Though there is no much change in the power consumption between these two architectures, MPPRM holds the advantage of having faster execution and lesser area. Figure 5 shows performance comparisons of different S-Box architectures in the line chart. In power consumption chart of Fig. 5, it clear that both the architecture PPRM and MPPRM consumes the same amount of power irrespective of the FPGAs used. Improved MPPRM architecture shows the improvement in the execution speed and total area usage. Overall execution speed of the AES algorithm is improved since much of the AES execution time is allocated to S-Box operation. As it is mentioned earlier that, for the AES cryptographic process, all operations are repeated over sometimes for both encryption and decryption process.

Fig. 5
figure 5

Performance comparisons of various methods of S-Box Architectures

This modified and improved S-Box is used for building AES algorithm and this improved version of AES is implemented for securing the information that has to be obtained from the mammographic images.
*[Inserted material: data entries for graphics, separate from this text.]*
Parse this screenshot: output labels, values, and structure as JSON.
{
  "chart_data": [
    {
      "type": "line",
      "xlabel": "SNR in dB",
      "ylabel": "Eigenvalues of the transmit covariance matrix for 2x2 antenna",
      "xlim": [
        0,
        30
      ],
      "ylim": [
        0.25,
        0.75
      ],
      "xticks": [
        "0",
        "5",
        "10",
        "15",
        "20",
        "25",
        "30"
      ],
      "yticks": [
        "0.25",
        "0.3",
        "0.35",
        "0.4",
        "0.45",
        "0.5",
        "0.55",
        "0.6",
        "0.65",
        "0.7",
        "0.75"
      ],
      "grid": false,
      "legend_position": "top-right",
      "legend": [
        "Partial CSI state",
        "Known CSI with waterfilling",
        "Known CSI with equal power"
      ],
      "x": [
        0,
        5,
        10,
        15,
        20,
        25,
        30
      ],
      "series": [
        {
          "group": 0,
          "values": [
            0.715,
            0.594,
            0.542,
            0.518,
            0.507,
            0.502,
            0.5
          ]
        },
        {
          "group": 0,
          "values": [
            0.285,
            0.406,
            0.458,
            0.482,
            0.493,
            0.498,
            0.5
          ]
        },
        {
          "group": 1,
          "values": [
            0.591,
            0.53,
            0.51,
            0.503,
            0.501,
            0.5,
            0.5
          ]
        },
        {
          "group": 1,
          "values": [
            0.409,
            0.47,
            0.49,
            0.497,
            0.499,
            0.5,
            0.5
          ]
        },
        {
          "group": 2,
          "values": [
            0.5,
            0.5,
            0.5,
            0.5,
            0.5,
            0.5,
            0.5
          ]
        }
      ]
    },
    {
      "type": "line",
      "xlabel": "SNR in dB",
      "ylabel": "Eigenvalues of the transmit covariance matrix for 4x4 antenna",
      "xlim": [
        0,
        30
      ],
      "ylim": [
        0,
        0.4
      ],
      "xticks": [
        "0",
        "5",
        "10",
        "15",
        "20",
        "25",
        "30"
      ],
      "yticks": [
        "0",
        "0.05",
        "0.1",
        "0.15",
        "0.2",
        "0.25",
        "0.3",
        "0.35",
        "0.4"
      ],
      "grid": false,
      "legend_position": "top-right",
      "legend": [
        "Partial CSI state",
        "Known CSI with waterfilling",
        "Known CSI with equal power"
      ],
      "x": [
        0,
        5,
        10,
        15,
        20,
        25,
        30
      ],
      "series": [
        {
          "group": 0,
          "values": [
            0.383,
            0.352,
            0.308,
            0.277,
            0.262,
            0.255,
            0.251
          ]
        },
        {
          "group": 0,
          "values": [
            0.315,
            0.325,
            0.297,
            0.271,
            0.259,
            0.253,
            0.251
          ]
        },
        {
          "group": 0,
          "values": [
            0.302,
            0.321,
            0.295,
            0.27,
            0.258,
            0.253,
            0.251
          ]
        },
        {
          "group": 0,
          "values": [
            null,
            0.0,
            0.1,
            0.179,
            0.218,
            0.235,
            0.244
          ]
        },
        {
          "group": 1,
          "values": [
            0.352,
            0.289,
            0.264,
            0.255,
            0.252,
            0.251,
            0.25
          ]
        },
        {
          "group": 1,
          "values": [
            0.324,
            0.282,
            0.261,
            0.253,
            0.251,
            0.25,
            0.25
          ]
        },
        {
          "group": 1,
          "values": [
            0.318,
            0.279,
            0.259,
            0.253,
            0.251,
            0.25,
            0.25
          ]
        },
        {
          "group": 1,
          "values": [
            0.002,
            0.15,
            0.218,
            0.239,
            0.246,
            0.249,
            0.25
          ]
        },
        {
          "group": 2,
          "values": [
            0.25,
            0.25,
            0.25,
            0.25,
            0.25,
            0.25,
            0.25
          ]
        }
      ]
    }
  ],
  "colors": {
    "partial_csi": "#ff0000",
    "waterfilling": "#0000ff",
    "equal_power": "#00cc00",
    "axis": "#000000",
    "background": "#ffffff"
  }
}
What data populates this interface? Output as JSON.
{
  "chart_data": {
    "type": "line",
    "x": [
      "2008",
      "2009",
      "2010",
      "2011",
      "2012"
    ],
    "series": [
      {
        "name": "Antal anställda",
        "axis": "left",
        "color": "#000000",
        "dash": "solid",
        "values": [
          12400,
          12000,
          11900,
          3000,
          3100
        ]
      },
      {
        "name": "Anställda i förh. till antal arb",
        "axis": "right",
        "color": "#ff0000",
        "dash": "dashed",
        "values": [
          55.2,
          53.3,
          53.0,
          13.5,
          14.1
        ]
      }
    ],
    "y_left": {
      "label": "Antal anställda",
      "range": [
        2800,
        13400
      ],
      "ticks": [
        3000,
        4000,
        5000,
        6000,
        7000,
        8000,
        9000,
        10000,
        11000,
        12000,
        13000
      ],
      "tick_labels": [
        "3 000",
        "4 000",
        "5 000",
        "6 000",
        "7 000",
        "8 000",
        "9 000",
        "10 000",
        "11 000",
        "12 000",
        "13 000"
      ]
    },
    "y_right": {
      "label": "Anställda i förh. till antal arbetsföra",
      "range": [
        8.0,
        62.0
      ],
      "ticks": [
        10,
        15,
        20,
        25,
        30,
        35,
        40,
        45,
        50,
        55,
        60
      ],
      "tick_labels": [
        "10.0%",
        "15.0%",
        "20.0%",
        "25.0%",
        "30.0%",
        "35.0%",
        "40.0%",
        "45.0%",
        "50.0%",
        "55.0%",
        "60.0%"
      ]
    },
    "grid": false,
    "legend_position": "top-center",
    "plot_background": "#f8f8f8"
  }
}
Pixel values in the mammogram images acts as the data input the AES and the pixel values of the mammographic images can be obtained with the help of Matlab [22]. Input data to the AES is encrypted and the encrypted images looks like the noisy form of original images which are shown in Fig. 6. The encrypted pixel values can be combined to form a mammographic image. The resultant image will not reveal any information regarding the diseases in breast of women. Encrypted images can be transferred to the destination and in the receiver side the original mammographic images can be obtained by decrypting the received images. Here also Matlab can be used to convert images into data and data to image after decryption. This modified AES algorithm works better in securing data in the mammographic images.

Fig. 6
figure 6

Original and encrypted mammographic images

Conclusion

In this research work, we have developed a Modified multi-stage PPRM architecture for High speed S-Box circuit to secure the data in the mammographic images. In general S-Box of the AES architecture takes much of the total execution time for encryption and decryption operations. Total propagation delay of PPRM S-Box circuits can be significantly reduced by providing a simple modification in the combinational circuit realization in second stage of three stage PPRM architecture. A total propagation delay of only 4.9 ns in Virtex 6 FPGA was achieved, while the propagation delay of the conventional PPRM, TBDD and composite field S-Boxes are 5.552, 5.048 and 6.035 respectively. With MPPRM design the output of the S-Box is achieved 12% faster than conventional PPRM. Area minimization of about 60% can be achieved with this new proposed architecture. MPPRM also has lower power consumption when compared to Composite Field Arithmetic and Twisted BDD architecture. The resultant AES algorithm is efficient in encrypting and decrypting the mammographic images. This AES algorithm can be extended to securing the data of other healthcare applications like ECG, Endoscopy, Hysteroscopy etc.